Epping and Boyer say they could sleep inside at a shelter, but that would require them to separate and give away their 4-year-old dog. “It doesn’t matter what we go through so long as we don’t get pulled apart,” Boyer said. “We’re all we have. We don’t have anything else.”

The lack of a social safety net is a constant theme. At a neighboring tent, Anthony Colebar, 48, said he and his wife were pushed out of their low-income apartment so the new owner could raise the rent. They don’t have friends or family to put them up, so they’ve been on the streets for about three weeks.

“I’m from Illinois,” Colebar says. “I’m a journeyman. My dad was a journeyman. His dad was a journeyman. Can’t find any work out here.”

All his job prospects require a car, so he’s saving up to buy wheels and looking for another cheap apartment.

“It’s hard to save money when you’re out here,” he says. “There’s no refrigerator to go to Food 4 Less and stock up on food. There’s no way to heat water to eat noodles – ramen noodles – and stuff. So we eat a lot of lunch meat, a lot of sandwiches.”

Colebar says he and his wife receive about $1,200 a month from government aid.

Even though he doesn’t get paid for it, Colebar does some work every day, cleaning the sidewalk and gutters with a broom. He says his neighbors don’t see any reason to help.

“They don’t realize how good we have it right here,” he says. “We don’t have to take our tents down. There’s businesses. People walk by here every day. You gotta keep it clean – they’ll leave us alone. Because, until we find another place, this is where we’re at.”

The encampments aren’t just downtown. Eight miles northeast, one tent after another lines the freeway along the Arroyo Seco riverbank.

Under a bridge, several dogs are guarding three tents. One belongs to Eddie Hanson, 23, who shares it with his 18-year-old girlfriend, Hope Hunter.

They been living under the bridge for three months. Eddie says he picked the spot for “the coverage. It’s out of the rain. I’m able to get electricity and a few things I need as far as survival.”

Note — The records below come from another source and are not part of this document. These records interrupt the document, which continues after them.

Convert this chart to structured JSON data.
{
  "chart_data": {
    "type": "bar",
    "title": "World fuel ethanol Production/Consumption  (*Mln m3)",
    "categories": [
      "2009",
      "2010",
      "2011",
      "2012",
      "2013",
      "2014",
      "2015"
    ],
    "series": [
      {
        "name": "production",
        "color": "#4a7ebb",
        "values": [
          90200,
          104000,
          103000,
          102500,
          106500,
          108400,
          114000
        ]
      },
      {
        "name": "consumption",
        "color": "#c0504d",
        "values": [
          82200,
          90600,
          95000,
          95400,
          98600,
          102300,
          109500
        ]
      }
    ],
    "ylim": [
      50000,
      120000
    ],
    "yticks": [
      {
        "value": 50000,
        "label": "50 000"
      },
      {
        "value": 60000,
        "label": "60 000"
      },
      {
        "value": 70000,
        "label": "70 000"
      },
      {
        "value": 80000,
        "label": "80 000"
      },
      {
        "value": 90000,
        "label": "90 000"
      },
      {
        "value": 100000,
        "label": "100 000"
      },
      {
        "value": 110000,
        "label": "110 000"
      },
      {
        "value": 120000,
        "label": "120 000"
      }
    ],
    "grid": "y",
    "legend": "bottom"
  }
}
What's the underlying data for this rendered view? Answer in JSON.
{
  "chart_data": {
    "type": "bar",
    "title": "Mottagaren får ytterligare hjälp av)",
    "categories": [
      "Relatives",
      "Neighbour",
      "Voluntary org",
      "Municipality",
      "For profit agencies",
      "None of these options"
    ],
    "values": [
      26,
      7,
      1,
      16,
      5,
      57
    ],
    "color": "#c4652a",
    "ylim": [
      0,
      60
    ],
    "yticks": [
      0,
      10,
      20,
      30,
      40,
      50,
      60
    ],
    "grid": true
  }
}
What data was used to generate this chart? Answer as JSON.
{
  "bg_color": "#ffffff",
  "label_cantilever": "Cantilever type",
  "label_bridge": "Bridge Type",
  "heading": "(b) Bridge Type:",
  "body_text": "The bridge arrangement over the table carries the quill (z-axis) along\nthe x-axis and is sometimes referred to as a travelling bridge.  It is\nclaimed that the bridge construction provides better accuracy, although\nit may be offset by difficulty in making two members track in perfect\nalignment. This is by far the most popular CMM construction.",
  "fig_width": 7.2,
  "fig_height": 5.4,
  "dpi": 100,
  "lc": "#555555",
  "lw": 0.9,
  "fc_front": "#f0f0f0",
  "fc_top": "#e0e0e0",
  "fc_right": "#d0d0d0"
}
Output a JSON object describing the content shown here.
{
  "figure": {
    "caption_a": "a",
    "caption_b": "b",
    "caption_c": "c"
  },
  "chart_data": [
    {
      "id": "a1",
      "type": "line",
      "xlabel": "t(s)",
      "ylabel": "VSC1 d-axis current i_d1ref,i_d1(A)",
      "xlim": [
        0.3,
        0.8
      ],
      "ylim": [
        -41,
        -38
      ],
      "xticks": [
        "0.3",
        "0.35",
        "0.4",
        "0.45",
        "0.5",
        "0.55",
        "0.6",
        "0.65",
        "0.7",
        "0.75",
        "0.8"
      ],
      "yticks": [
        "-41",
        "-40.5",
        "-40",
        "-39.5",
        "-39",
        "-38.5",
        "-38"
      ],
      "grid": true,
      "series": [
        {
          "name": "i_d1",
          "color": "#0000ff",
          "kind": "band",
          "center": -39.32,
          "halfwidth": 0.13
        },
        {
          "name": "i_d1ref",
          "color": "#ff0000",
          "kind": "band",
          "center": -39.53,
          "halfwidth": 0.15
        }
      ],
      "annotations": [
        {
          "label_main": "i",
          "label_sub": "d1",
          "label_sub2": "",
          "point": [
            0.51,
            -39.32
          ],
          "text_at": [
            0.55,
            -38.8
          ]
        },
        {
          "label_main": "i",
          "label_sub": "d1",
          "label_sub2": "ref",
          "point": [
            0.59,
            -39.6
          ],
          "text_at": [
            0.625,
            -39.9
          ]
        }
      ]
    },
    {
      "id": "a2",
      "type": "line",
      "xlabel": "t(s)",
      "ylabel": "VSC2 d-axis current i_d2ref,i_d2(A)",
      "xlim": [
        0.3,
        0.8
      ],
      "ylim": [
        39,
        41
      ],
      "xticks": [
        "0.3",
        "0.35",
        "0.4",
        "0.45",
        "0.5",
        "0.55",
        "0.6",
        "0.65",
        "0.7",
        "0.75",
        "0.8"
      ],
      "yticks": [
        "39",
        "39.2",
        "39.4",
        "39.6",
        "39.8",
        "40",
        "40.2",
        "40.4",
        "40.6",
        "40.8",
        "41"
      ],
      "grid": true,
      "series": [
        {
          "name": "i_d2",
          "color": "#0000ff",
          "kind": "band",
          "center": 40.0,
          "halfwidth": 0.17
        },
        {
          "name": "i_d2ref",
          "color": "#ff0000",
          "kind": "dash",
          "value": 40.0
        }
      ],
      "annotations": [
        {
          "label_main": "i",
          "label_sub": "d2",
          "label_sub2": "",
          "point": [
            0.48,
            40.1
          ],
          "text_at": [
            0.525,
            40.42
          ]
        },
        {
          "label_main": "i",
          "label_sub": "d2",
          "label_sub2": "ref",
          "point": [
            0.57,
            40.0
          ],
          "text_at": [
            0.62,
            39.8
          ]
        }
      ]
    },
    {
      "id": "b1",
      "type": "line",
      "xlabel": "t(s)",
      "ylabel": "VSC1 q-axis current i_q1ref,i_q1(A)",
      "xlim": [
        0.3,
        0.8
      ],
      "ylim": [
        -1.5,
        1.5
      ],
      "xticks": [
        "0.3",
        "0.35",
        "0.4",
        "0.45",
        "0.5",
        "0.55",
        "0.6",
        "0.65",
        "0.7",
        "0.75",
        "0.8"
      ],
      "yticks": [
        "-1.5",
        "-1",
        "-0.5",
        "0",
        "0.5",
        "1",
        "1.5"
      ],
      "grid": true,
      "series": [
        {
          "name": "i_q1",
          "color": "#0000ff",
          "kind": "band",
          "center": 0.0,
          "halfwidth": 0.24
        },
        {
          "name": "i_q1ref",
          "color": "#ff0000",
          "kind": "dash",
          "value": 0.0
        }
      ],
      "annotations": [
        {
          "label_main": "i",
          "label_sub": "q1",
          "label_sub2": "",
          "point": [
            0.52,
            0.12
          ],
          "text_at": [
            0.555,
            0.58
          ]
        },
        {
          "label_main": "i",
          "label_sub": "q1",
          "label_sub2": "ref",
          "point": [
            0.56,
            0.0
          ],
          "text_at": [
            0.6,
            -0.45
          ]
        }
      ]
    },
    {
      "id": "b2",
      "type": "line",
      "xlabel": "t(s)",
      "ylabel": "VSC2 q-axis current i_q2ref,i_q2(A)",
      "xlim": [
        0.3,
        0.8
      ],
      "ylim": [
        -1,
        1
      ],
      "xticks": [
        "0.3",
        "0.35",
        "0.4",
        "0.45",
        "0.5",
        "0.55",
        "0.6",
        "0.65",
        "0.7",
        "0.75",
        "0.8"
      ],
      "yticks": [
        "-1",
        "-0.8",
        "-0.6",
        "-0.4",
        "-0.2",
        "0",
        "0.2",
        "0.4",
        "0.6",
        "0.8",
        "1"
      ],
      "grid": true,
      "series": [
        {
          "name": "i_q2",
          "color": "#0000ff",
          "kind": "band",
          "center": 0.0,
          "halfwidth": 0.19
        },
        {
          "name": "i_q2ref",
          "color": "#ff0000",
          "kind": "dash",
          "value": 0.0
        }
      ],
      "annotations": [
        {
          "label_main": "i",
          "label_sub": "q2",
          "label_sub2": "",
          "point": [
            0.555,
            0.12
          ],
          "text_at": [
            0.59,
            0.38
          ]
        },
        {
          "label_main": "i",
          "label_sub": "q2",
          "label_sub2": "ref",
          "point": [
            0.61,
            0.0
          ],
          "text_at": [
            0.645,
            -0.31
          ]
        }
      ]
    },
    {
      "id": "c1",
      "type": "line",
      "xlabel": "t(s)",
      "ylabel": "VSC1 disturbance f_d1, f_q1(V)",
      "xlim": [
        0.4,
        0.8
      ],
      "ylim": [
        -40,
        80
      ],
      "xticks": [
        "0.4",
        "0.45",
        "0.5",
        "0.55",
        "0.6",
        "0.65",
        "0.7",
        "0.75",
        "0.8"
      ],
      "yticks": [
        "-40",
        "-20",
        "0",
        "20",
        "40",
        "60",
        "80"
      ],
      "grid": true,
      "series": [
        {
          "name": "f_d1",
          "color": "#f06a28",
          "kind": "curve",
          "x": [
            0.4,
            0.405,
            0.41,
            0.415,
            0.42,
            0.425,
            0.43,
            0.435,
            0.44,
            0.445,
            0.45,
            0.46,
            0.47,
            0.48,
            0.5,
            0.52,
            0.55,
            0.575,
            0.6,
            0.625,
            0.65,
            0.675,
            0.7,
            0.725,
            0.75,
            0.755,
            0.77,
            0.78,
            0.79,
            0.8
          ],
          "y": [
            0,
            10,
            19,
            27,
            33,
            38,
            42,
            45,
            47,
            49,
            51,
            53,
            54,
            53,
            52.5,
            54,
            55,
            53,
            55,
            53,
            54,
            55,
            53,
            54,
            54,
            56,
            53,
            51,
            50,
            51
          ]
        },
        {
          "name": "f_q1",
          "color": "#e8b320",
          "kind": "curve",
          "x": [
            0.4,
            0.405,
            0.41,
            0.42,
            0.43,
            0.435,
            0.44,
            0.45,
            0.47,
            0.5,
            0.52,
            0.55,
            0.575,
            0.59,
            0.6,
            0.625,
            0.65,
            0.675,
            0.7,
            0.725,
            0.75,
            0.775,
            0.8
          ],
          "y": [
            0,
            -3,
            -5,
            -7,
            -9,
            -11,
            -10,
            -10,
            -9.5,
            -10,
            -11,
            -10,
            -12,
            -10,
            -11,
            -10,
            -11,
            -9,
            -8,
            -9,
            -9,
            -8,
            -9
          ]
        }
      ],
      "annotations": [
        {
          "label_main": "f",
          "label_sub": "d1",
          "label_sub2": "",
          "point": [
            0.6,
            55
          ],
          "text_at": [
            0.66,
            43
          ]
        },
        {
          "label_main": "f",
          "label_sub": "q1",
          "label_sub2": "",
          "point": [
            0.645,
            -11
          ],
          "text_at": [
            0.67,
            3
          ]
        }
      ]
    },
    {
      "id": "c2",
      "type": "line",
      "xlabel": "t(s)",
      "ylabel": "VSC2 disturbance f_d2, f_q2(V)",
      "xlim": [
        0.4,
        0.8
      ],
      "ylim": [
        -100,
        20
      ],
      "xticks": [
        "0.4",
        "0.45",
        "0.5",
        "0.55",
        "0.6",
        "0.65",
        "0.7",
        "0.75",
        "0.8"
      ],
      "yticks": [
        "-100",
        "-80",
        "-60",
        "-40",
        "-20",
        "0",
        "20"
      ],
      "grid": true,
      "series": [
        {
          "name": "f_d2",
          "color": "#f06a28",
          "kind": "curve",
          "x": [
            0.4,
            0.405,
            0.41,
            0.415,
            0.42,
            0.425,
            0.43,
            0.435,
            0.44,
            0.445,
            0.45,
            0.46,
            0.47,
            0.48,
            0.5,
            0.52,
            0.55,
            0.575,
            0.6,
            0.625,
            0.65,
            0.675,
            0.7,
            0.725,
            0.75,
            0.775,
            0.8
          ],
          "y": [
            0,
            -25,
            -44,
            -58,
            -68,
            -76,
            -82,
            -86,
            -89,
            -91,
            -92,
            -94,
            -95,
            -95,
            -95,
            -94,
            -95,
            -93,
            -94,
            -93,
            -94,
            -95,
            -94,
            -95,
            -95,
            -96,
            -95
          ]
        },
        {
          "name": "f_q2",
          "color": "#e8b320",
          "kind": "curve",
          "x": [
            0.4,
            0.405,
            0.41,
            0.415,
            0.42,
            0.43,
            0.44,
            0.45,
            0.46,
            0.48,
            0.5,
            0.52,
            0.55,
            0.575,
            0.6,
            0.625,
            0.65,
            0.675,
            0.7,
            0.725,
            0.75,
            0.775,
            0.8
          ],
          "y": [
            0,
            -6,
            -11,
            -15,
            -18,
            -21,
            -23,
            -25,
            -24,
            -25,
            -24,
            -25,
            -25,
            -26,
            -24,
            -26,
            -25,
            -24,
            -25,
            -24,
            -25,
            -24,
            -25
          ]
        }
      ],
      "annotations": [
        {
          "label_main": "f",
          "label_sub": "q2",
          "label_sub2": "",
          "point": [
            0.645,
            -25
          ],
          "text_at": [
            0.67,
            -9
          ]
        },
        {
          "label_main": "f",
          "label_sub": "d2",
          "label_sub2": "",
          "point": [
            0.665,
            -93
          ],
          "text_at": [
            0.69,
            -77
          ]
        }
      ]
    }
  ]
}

Many homeless campers pick sites under bridges and on property not patrolled by city police. Eddie Hanson, 23, and Hope Hunter, 18, have a tent, sofa and firepit under a bridge between the Arroyo Seco Parkway and the Arroyo Seco’s channel. 

They get electricity by splicing into the line connected to a street light. Hanson collects about $700 a month in government assistance, and he makes a little extra from scavenging.

“I usually collect cans or scrap,” he says. “Scrap metal. Copper. Whatever I can find laying on the side of the road out here. People throw out amazing trash.”

He found a beat-up sofa that now sits in front of the fire-pit used for cooking.

“They expect homeless people to provide for themselves, as far as work,” Hanson says. “But records or drug inabilities disallow them to get a job.”

Hanson says he’s been living on the street since he was 12. He has a record for assault and stealing cars. Hope Hunter says she’s been homeless since she was 14. She was addicted to speed, but says she’s sober now .

“I go to N.A. meetings regularly now just so I can stay clean,” she says. “Just because I’m homeless doesn’t mean I have to look homeless or act homeless. It’s good not to live up to a stereotype that everyone already thinks. It’s good to prove people wrong.”

Hunter says she got her GED certificate at a homeless shelter when she was 17. “I’ve been looking for a job,” she says. “But if you’re homeless, a lot of them will be, like, ‘Oh, you’re homeless? We don’t want you working here. How are you going to take a shower? How are you going to do all that?’ “

They have plans to move off the street. Hunter has been in contact with her grandparents, who she expects will help her with $500 to buy a camper.

“I just found out I’m pregnant,” she says, letting out a long sigh. “It’s really stressful for me, because I can’t take my baby home without having an address.”